Evaluating the Spatial Generalizability of ML- and DL-Based Surrogate Models for Flood Depth Prediction

Two-dimensional hydrodynamic models are widely used for flood modeling; however, their computational complexity limits their application for real-time flood forecasting and iterative frameworks requiring a large number of model runs. To address this, previous research has focused on developing surrogate models using machine learning (ML) and deep learning (DL) techniques to predict flood depth. Despite advancements, many of these models lack spatial generalizability and are constrained to the specific locations where they were trained. This study compares the performance of four surrogate models developed using three traditional ML methods (Random Forest, XG-Boost, and Least-Squares Support Vector Machine), which do not inherently account for spatial relationships and a DL method (U-Net) to evaluate their generalizability to unseen locations for identical rainfall hyetograph.

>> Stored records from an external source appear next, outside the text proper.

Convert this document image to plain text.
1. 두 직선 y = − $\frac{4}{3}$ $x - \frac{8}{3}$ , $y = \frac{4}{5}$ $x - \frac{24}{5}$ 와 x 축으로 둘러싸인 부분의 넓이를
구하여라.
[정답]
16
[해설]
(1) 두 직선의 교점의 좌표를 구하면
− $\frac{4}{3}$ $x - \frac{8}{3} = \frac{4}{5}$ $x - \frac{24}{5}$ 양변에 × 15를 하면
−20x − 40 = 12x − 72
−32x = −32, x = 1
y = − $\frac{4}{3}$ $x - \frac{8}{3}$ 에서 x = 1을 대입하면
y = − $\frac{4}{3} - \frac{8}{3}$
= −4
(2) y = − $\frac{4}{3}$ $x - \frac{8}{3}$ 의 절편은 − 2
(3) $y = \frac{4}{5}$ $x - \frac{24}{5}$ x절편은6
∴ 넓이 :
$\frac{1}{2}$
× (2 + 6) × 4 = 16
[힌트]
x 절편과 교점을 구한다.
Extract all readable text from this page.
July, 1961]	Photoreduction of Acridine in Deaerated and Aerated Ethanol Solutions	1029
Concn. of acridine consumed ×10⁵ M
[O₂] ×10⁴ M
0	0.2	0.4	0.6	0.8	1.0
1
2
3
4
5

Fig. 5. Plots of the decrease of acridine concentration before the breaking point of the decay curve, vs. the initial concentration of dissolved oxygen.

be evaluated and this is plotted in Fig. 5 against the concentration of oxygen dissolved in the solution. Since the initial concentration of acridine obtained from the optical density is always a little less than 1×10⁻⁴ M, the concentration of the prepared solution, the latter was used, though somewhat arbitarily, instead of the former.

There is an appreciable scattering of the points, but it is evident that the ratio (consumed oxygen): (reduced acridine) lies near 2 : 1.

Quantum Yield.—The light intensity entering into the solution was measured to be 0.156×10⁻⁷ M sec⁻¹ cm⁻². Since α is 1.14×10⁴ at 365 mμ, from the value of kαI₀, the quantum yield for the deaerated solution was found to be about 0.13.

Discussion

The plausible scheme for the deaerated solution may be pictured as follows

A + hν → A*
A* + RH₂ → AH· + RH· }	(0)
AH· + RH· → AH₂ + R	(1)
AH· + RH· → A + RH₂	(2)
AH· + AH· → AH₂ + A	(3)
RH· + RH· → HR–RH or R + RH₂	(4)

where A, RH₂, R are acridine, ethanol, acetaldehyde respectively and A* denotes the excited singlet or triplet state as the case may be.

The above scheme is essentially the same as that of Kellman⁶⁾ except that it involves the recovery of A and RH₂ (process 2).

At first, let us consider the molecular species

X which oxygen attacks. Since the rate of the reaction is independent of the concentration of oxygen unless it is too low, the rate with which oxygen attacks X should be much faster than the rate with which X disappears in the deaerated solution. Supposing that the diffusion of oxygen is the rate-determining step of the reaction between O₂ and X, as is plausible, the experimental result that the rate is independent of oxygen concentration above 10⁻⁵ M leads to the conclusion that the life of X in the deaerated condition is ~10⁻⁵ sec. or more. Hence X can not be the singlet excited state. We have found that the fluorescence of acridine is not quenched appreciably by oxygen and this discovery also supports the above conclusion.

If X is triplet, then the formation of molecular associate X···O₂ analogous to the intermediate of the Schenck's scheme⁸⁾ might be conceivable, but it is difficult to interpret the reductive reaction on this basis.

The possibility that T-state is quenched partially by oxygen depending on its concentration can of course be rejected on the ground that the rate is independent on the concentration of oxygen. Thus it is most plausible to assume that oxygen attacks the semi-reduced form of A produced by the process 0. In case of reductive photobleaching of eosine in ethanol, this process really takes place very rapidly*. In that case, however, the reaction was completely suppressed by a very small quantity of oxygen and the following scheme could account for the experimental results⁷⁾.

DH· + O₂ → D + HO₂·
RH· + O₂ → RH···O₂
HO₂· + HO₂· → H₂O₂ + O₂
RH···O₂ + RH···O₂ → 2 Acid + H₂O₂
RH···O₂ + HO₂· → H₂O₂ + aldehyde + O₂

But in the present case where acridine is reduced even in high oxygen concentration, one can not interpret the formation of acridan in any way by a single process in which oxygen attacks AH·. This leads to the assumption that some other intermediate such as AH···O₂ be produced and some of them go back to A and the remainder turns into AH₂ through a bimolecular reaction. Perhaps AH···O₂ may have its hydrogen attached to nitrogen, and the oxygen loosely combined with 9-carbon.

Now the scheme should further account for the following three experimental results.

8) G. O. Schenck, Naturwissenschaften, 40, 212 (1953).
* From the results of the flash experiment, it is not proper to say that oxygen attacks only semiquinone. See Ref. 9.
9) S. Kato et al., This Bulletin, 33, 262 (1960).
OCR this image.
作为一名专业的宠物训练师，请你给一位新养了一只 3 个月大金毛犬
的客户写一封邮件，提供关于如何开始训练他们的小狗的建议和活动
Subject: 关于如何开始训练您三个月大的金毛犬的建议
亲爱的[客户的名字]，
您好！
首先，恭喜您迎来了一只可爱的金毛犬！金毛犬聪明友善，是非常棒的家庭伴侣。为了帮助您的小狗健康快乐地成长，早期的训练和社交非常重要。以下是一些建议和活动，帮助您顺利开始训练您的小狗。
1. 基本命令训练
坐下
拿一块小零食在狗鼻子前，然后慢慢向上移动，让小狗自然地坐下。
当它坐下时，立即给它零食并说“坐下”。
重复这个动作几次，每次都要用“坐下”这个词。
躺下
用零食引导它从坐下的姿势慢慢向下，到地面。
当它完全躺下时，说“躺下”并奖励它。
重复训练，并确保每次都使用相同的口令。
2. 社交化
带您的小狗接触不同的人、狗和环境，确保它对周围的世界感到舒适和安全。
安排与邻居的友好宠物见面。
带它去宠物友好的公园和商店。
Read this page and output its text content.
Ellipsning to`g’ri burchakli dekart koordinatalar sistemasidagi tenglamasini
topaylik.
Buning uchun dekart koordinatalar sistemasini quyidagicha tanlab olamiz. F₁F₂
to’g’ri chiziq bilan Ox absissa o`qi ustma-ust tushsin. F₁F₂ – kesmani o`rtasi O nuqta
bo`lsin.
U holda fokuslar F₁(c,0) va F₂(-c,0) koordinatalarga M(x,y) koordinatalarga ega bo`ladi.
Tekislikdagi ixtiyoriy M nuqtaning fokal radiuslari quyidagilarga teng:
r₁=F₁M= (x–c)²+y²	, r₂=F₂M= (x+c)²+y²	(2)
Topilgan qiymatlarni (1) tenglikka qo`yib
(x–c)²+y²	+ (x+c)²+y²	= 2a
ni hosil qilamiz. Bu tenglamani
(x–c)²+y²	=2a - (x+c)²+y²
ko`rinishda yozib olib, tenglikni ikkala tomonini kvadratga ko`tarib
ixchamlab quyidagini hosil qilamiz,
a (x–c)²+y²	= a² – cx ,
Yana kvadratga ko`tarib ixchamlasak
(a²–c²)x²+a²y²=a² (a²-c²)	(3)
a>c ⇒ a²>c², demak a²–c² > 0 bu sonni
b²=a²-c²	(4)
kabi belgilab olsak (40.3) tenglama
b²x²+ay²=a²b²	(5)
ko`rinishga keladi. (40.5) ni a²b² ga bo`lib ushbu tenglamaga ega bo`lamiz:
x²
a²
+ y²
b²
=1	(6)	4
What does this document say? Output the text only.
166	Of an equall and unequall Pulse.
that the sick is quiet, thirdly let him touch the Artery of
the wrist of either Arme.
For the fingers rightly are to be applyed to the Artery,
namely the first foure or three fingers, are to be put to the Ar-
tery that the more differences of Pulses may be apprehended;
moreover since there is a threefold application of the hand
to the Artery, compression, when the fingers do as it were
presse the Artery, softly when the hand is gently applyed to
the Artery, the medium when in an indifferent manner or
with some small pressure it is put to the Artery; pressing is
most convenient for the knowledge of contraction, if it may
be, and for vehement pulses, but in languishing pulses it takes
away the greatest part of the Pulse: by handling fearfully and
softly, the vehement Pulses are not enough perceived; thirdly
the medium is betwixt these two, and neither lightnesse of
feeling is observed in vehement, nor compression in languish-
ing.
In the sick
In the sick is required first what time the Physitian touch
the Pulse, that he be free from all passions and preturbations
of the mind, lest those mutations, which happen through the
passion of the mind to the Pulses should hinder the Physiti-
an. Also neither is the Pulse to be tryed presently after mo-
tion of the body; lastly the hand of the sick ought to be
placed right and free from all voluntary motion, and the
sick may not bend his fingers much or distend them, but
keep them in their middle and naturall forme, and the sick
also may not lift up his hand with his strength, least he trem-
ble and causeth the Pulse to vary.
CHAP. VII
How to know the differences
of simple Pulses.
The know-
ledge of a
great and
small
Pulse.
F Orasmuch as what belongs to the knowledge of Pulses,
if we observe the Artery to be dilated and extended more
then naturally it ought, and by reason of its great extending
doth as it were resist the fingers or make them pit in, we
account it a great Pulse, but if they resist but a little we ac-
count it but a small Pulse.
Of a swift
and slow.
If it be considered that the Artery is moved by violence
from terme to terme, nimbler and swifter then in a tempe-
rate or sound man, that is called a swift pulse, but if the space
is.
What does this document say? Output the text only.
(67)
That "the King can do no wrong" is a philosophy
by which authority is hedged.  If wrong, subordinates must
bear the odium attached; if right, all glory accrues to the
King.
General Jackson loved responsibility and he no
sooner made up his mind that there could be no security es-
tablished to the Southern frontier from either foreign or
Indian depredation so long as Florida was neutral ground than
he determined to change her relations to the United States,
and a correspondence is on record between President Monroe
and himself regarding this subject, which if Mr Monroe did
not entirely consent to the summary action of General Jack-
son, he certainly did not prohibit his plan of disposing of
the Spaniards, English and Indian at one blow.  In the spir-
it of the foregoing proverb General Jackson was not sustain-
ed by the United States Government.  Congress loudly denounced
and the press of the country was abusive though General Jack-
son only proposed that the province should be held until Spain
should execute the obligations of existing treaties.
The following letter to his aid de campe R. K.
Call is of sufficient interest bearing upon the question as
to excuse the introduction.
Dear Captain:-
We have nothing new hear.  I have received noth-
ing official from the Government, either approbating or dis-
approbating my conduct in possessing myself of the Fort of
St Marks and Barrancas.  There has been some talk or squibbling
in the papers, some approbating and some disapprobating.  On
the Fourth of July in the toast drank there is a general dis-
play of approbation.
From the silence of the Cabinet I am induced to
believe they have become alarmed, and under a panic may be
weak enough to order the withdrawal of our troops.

The dataset used for this study was generated using a calibrated HEC-RAS flood model for Montreal Island. To enhance model performance and capture relationship between spatial characteristics and flood depth, the modeling framework incorporates multiple explanatory variables: depth to water sinks, curvature, flow accumulation, slope, elevation difference between pixel and focal mean, roughness index, topographic position index, topographic wetness index, and surface elevation. Results demonstrate superior performance of the DL-based method compared to the traditional ML approaches considered, attributed to its capacity to capture the spatial correlation of flood depths between neighboring cells. The performance of the models over unseen locations show root mean squared error (RMSE, in m) and mean absolute error (MAE, in m) of 0.336 and 0.184 for RF, 0.341 and 0.181 for XG-Boost, 0.336 and 0.183 for LS-SVM, and 0.197 and 0.105 for U-Net models, respectively. These findings are consistent with previous studies that highlight the challenges of achieving spatial generalizability in surrogate models and show the competitive accuracy of the U-Net model. While the DL-based surrogate model exhibits limitations in accurately predicting high flood depths, which are critical for flood-induced damage assessment, these results underscore both the potential of DL-based surrogate models for efficient and spatially transferable flood modeling and the need for further research to improve predictions of extreme flood depths and extend the model’s generalizability to unseen hyetographs.